17. A non-transitory computer readable medium containing instructions that when executed cause at least one processor to:
obtain a dataset;
identify a sensitivity level associated with the dataset;
based on the sensitivity level and additional information associated with the dataset, dynamically select at least one of: (i) a scanning technique that defines how the dataset is scanned for sensitive information to be removed, (ii) a masking technique that defines how the sensitive information is to be removed, and (iii) a data synthesis technique that defines how the sensitive information is to be replaced with synthetic data; and
apply the at least one of the scanning technique, the masking technique, and the data synthesis technique during generation of an anonymized dataset, wherein the anonymized dataset lacks the sensitive information.
18. The non-transitory computer readable medium of claim 17, wherein the instructions when executed cause the at least one processor to dynamically select all of the scanning technique, the masking technique, and the data synthesis technique based on the sensitivity level and the additional information associated with the dataset.
19. The non-transitory computer readable medium of claim 18, wherein:
the instructions when executed cause the at least one processor to dynamically select the scanning technique, the masking technique, and the data synthesis technique using multiple machine learning models; and
the machine learning models are configured to select one or more sensitivity parameters for each of the scanning technique, the masking technique, and the data synthesis technique.

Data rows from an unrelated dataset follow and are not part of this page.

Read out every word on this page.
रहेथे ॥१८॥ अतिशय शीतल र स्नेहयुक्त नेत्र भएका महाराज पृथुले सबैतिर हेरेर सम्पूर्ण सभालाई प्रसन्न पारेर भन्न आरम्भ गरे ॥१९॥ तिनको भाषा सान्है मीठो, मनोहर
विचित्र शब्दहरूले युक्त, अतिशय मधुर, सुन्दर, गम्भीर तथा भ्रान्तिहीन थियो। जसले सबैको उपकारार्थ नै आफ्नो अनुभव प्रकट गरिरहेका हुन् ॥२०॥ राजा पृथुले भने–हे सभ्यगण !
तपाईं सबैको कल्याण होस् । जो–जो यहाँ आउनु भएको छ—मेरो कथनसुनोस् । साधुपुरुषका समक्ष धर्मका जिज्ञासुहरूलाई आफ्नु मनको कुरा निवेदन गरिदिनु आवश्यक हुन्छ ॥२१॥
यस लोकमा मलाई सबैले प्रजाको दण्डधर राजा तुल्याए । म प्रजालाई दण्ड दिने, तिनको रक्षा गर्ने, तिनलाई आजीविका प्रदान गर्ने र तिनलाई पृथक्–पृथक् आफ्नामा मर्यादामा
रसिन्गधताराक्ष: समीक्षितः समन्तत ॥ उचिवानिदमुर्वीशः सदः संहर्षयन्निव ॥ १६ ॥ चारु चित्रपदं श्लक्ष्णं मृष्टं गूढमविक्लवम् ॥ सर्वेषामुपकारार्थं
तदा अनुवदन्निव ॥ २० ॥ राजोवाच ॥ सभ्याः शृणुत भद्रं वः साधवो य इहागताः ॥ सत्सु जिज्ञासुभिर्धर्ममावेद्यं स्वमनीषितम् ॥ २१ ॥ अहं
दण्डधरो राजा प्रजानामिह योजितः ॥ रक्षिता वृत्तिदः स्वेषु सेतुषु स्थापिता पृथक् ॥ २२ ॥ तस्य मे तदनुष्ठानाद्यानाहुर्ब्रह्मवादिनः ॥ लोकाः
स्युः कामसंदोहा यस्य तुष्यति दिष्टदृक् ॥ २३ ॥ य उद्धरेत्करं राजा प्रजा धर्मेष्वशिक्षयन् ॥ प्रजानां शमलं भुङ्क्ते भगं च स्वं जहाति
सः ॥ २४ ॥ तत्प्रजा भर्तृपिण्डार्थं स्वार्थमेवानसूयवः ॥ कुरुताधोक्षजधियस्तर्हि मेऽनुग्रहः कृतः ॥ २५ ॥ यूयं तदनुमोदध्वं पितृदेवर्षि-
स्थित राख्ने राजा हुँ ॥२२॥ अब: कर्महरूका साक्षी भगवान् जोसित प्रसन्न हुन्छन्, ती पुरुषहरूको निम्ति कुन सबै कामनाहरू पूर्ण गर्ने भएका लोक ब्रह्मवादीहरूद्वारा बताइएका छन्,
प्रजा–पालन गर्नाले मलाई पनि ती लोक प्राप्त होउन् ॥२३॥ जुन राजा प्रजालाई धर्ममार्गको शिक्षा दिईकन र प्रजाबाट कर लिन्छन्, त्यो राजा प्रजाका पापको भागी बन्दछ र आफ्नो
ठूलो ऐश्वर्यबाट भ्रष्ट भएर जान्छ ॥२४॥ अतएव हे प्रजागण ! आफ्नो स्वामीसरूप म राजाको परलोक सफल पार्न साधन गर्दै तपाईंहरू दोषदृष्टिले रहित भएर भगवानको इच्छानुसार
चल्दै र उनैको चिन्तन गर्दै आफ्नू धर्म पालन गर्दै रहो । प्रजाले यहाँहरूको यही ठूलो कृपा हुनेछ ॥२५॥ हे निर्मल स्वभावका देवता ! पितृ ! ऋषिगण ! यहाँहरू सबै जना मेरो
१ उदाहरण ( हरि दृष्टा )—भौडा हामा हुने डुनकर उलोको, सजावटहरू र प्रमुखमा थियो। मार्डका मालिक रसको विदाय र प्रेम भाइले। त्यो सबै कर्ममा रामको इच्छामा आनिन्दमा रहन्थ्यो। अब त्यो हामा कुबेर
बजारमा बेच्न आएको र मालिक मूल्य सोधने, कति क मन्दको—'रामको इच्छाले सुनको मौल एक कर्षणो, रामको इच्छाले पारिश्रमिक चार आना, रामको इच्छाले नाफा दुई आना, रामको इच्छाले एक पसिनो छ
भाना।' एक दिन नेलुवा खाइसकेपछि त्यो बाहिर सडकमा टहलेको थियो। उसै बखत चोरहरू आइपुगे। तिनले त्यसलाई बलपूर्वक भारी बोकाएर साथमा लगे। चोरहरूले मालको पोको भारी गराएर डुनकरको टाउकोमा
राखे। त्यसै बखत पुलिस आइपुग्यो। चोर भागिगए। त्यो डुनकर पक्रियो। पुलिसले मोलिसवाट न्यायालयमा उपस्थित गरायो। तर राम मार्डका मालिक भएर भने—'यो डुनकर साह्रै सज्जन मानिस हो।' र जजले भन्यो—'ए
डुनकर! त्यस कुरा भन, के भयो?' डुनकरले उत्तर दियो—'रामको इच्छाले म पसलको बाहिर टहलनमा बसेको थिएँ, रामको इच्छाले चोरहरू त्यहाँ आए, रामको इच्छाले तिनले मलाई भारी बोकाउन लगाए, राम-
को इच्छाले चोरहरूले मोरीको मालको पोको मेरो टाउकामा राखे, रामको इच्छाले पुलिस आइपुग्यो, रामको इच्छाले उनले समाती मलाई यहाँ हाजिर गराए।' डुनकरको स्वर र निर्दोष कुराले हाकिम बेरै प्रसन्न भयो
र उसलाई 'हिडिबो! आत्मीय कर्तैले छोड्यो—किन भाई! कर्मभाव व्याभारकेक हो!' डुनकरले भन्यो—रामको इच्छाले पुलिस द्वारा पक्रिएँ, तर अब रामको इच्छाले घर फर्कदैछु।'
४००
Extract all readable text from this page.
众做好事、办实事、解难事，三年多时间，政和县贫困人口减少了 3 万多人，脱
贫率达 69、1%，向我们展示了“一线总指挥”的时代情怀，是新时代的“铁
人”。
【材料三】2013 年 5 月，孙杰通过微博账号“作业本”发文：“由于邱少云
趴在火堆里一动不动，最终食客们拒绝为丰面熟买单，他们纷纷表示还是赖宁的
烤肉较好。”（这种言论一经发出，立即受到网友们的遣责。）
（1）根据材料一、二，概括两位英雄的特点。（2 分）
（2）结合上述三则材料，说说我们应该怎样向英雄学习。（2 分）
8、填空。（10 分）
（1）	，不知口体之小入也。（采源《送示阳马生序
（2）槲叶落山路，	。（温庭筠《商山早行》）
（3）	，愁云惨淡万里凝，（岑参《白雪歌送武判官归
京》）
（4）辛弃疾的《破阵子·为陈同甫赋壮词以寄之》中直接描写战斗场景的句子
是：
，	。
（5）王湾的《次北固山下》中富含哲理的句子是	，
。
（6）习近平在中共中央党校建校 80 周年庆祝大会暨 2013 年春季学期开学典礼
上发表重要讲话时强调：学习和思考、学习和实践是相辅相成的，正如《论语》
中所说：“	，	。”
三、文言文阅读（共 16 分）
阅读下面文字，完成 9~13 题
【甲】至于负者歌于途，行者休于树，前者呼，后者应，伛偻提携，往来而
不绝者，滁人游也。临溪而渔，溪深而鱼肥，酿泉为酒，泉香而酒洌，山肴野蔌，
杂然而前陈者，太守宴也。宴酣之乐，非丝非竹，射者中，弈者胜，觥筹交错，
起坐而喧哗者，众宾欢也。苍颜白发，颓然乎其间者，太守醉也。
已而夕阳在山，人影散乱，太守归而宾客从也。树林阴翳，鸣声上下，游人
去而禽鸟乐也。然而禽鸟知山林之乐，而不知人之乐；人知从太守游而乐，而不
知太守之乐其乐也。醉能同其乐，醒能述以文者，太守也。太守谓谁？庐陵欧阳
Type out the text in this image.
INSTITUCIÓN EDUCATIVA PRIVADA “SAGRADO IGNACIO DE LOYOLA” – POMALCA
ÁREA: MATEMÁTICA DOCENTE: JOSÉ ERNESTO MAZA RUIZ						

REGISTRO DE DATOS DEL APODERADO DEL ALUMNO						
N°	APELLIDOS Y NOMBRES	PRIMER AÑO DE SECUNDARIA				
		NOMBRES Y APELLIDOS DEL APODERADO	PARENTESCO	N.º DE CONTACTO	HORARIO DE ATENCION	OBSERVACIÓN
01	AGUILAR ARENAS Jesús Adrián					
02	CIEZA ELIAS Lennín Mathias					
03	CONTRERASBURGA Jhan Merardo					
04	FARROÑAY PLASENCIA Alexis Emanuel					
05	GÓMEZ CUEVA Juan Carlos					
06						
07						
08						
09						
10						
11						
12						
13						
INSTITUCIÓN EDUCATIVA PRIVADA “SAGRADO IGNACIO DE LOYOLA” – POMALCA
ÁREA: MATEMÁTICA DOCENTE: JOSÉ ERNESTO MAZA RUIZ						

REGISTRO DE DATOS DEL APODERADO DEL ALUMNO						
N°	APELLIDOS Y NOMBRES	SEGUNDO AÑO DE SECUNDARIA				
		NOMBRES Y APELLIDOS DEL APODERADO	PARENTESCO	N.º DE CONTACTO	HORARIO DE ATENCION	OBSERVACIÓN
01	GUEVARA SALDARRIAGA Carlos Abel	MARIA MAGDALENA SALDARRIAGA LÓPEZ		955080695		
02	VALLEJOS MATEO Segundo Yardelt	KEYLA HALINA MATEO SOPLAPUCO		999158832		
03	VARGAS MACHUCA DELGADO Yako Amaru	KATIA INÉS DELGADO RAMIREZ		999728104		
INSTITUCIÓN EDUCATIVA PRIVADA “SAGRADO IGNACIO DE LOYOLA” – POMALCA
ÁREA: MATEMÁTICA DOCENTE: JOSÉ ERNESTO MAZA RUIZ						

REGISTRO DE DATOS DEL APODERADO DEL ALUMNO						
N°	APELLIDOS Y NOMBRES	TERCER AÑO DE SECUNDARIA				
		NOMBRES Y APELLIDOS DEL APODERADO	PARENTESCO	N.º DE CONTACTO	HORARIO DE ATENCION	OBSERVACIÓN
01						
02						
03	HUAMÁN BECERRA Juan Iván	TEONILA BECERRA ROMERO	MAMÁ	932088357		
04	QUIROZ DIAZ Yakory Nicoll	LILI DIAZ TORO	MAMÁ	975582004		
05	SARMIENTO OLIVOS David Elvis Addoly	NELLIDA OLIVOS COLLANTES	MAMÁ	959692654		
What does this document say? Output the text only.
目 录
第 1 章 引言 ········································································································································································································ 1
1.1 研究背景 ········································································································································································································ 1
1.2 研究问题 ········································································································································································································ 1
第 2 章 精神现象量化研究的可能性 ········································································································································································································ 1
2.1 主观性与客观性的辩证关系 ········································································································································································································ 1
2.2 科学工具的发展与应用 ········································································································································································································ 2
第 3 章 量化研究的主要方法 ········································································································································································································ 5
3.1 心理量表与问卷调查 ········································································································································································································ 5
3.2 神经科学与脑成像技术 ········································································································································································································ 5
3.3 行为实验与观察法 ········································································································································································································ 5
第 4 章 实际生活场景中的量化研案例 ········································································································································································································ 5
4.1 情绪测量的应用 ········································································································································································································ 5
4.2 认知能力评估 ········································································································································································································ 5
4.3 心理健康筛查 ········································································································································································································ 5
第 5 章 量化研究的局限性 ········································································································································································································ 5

20. The non-transitory computer readable medium of claim 18, further containing instructions that when executed cause the at least one processor, after at least one of the scanning technique, the masking technique, and the data synthesis technique is selected and used to process the dataset, to:
receive feedback to adjust at least one of the scanning technique, the masking technique, and the data synthesis technique; and
update at least one of the anonymized dataset, a scanned dataset, or a masked dataset.